Amazon has seen rapid growth from just being an “Everything Store” that served as a medium between producers and consumers, to becoming a well-known brand amongst most industries. Amazon’s hardware business has also seen remarkable expansion because Amazon has created a brand of new, cheap tablets. Going for less than $100, Amazon Fire Tablets have competed directly with other premium tablets such as iPads and Samsung Galaxy Tabs. Amazon also offers Amazon Prime, a subscription-based service that gives subscribers quicker shipping time and access to a large library of streamable media content.
Another major Amazon device that has been popular since its release, the Amazon Echo, has become one of Amazon’s most desired products. The Echo is Amazon’s voice-controlled home automation device, setting a precedent for the “smart” home industry that has slowly been gaining momentum. On top of that, Amazon constantly looks for any improvements that could drastically change the impact of the Echo.
Recently, sources familiar with Amazon’s Alexa Strategy announced that it has been developing a feature that would give the voice assistant that actually powers its Echo line of speakers the ability to distinguish between individual user voices, potentially allowing different users to have access to different commands.
So far, none of the mainstream voice-enabled smart speakers could differentiate between users through voice recognition. Amazon’s new feature would verify a person’s identity through a special “sample” that only that person would say. A primary account holder, such as a parent, would be able to set restrictions on the commands, such as using a credit card as a payment method or use a “smart” appliance.
According to the sources, Amazon has been developing “Voice ID”, since the summer of 2015. Although the underlying technology has been compiled, the launch date of the feature is not known. The main issue is the actual integration process into the Echo products according to the sources.
There are several factors that could delay the release of the feature, such as privacy, that have become a concern for officials at Amazon. As the Echo offers voice recording up to an extent, Amazon faces a dilemma when being asked to release the Echo’s personal voice records in order to investigate a murder that took place in Arkansas in November. The main argument against giving the Arkansas police department access to the Echo recordings was that it violated the First Amendment.

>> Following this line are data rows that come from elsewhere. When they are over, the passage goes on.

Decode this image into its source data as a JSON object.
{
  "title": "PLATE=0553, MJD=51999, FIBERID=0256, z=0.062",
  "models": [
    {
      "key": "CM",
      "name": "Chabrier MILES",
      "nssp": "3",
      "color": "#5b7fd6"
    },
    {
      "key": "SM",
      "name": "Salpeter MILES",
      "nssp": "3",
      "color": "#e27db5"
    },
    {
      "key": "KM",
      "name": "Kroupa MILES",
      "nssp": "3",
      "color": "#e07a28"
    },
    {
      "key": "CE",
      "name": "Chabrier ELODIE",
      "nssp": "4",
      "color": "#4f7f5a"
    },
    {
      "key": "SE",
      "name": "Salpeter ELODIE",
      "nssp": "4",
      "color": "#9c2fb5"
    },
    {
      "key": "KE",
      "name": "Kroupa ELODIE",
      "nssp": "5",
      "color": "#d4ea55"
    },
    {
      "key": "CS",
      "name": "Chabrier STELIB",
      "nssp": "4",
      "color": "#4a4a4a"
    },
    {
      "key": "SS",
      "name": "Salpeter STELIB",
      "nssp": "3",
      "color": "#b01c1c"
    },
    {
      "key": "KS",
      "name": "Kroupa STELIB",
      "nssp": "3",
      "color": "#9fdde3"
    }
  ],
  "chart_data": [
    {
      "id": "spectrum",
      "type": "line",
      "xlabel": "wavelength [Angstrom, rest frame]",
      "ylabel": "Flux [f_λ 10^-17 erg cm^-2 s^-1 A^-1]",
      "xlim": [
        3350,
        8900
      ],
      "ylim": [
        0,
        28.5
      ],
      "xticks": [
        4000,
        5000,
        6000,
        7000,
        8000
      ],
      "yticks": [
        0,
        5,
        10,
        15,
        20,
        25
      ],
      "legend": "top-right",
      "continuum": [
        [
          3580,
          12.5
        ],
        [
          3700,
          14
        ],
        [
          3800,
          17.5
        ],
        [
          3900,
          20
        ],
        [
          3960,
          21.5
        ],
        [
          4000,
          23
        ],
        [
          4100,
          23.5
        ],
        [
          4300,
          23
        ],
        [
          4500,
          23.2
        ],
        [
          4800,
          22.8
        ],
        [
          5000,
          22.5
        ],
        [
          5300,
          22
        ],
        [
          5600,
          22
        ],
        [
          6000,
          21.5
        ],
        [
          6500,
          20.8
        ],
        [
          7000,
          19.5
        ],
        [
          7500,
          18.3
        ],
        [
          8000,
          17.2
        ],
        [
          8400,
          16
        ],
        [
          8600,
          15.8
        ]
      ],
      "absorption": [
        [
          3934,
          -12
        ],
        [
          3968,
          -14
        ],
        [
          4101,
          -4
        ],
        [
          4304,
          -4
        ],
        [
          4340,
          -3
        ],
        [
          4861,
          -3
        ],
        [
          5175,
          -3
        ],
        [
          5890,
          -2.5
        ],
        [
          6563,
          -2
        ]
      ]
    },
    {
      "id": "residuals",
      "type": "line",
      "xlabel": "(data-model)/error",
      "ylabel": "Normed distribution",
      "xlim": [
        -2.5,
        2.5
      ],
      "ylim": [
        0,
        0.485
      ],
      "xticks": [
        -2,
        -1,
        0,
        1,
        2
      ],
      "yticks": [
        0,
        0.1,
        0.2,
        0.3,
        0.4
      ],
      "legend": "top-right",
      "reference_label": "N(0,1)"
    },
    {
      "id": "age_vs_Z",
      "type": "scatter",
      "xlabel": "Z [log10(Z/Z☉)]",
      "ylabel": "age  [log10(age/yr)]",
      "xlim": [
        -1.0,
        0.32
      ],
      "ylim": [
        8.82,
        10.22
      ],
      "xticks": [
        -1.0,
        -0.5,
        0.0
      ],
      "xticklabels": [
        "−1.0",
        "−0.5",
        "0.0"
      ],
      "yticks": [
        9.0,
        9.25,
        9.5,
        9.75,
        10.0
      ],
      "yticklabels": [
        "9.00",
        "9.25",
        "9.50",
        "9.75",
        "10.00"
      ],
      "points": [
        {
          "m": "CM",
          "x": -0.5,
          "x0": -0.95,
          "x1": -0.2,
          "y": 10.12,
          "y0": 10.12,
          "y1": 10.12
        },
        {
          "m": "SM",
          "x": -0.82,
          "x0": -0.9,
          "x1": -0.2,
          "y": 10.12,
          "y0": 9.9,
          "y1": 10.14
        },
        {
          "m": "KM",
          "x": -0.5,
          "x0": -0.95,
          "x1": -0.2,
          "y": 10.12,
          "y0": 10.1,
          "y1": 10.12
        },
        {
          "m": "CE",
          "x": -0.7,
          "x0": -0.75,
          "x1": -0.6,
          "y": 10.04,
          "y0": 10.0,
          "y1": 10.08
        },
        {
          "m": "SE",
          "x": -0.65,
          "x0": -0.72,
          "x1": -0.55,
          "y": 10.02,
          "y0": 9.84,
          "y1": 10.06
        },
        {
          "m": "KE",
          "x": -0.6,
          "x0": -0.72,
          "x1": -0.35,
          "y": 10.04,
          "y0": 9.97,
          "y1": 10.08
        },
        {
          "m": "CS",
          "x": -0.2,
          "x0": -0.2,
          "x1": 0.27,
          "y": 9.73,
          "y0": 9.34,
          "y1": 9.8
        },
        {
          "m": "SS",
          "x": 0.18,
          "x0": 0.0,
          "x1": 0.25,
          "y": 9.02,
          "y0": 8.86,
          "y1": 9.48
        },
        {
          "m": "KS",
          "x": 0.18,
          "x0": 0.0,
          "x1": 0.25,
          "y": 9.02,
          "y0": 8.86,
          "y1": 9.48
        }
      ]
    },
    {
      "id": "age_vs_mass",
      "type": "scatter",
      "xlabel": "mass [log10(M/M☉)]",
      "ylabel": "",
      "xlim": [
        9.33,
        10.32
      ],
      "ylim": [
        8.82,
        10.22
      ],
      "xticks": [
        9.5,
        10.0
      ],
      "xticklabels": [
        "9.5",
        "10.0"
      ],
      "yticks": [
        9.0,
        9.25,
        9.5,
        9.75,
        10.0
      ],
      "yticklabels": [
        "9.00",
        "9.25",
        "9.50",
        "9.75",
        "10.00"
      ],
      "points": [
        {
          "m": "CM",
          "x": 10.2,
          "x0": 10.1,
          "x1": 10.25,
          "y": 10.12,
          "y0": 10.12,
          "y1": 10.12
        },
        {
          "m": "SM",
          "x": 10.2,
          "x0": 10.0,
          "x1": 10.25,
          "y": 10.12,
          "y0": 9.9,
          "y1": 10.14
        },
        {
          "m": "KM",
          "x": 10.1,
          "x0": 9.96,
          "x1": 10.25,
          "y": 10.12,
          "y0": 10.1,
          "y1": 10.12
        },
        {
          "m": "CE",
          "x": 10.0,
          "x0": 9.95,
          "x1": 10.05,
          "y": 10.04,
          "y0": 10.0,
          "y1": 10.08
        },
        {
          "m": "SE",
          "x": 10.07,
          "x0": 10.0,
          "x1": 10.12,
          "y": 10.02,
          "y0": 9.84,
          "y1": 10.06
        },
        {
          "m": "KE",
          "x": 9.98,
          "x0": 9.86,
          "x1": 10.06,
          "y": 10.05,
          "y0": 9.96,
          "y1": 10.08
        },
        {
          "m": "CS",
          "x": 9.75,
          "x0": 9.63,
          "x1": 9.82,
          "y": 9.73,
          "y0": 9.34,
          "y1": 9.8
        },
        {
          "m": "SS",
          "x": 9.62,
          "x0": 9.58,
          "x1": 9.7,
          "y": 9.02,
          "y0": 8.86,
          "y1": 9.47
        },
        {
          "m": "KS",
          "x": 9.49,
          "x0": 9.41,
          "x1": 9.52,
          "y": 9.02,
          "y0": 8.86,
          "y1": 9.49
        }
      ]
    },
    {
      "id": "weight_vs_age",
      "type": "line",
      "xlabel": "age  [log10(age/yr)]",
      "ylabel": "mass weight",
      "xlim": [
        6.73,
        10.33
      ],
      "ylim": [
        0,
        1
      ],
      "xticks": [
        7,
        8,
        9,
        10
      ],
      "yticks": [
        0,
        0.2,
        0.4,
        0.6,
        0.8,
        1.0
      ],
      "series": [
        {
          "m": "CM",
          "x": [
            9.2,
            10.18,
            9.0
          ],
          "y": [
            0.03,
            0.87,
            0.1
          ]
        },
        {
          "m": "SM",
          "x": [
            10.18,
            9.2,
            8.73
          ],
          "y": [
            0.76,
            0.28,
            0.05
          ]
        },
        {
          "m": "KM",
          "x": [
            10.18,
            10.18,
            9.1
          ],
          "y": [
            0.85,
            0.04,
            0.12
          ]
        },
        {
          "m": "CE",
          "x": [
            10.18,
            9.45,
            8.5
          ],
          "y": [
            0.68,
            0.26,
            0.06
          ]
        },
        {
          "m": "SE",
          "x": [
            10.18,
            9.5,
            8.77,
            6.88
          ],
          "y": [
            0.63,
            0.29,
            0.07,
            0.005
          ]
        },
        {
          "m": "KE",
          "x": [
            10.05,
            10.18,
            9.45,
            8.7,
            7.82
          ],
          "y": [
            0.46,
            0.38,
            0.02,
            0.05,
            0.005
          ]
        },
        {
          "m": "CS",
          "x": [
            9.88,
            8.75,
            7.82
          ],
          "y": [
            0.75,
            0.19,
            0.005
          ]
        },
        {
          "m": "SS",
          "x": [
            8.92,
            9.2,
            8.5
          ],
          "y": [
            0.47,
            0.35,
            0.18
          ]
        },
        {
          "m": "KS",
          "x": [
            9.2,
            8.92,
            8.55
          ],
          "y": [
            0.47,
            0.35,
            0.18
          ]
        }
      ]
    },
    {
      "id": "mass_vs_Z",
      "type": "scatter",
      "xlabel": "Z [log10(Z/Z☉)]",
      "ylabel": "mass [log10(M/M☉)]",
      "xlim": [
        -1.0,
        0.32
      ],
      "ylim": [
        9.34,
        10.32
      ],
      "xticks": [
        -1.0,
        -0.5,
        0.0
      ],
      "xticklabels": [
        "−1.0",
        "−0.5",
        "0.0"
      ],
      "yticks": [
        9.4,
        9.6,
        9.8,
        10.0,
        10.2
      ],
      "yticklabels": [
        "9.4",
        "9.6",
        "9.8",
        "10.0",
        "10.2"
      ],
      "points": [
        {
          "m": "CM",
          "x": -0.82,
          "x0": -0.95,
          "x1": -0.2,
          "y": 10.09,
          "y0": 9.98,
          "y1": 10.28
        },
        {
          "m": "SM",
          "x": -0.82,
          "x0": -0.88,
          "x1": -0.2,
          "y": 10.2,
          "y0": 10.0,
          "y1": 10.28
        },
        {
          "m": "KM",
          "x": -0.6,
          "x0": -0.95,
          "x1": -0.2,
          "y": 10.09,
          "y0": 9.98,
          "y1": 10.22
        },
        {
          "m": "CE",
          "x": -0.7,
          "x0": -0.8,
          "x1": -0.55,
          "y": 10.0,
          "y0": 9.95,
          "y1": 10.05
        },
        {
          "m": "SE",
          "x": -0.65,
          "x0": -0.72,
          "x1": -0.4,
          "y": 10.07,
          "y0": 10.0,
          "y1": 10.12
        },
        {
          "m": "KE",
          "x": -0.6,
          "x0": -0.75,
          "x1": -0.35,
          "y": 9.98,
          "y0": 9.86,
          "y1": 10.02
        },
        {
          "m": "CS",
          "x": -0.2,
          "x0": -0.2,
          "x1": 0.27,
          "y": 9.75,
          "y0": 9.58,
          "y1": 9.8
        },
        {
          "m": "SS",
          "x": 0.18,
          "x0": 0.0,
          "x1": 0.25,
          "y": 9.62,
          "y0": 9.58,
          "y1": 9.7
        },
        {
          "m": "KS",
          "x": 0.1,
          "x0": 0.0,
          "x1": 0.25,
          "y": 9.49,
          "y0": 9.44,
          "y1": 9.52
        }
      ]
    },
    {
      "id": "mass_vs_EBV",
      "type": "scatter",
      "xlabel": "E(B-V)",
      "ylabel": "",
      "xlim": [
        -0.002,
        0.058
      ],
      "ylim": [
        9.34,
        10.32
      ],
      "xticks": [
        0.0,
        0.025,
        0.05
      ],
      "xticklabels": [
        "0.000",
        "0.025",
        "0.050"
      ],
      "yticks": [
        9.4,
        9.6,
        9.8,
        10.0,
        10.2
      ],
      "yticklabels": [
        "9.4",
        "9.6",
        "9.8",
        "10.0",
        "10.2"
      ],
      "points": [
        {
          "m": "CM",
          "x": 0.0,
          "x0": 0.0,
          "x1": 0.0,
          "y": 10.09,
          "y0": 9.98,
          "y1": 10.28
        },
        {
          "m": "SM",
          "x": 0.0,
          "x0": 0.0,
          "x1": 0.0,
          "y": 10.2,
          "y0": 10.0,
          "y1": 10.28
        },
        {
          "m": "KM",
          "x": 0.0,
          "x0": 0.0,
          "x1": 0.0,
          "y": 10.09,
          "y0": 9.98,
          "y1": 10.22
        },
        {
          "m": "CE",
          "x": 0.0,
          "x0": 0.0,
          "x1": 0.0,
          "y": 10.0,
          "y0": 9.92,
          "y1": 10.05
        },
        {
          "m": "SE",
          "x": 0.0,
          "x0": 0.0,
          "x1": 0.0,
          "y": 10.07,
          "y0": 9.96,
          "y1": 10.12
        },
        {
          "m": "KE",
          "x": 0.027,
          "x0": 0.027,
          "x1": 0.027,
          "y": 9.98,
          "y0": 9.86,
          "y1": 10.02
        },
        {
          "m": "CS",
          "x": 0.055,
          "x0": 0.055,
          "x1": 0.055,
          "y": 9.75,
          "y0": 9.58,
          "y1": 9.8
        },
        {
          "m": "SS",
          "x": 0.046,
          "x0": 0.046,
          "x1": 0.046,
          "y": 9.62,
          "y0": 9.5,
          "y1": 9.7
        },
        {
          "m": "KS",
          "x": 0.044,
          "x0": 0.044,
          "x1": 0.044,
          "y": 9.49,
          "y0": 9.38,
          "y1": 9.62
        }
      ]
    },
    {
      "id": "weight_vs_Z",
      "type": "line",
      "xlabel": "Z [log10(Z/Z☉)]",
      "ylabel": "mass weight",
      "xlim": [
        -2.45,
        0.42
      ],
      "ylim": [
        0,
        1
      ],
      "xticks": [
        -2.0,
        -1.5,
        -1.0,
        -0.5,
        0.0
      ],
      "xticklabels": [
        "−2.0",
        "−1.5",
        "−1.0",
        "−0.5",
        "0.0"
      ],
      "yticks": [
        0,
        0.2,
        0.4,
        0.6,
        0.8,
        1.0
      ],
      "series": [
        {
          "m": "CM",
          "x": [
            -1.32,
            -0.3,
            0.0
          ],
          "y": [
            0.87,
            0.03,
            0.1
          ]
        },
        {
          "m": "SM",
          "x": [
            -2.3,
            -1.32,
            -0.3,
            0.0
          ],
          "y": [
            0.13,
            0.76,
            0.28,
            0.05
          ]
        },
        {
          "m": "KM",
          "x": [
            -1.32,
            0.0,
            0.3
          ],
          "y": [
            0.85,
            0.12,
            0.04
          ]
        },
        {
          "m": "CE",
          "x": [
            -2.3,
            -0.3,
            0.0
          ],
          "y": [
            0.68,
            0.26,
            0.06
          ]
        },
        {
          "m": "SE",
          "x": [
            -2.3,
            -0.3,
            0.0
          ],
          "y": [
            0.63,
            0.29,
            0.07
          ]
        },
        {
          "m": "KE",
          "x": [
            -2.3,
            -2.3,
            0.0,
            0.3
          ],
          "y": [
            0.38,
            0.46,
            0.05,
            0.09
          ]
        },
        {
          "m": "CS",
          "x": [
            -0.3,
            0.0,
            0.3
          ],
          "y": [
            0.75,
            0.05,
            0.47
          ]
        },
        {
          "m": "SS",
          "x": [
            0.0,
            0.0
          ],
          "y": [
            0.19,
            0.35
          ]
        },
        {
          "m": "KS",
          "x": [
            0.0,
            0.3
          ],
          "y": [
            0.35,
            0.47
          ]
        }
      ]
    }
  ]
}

Amazon’s Echo technology has seen increasing popularity since its release in 2014. Amazon and third-party developers also have the ability to create “skills,” or other features that integrate various services like Uber and Capital One. Today, Echo has access to over 10,000 skills, and there is a positive trend in production. In September, only 3,000 skills were supported; this number increased to 7,000 skills in January.
Amazon already allows Echo users to have multiple profiles, but voice recognition allowed unrestricted to all skills. Adding Voice ID would reduce incidents in which someone with restricted access has the ability to use restricted skills, potentially having detrimental effects. Having Voice ID would be beneficial mostly for households that have multiple Amazon accounts. But, the Voice ID technology may be better equipped for Google Home owners since Google’s apps are more efficient for key services, such as calendar and email services. Jan Dawson, chief analyst at Jackdaw Research, said that “Amazon doesn’t have much of a profile on you beyond your shopping habits.”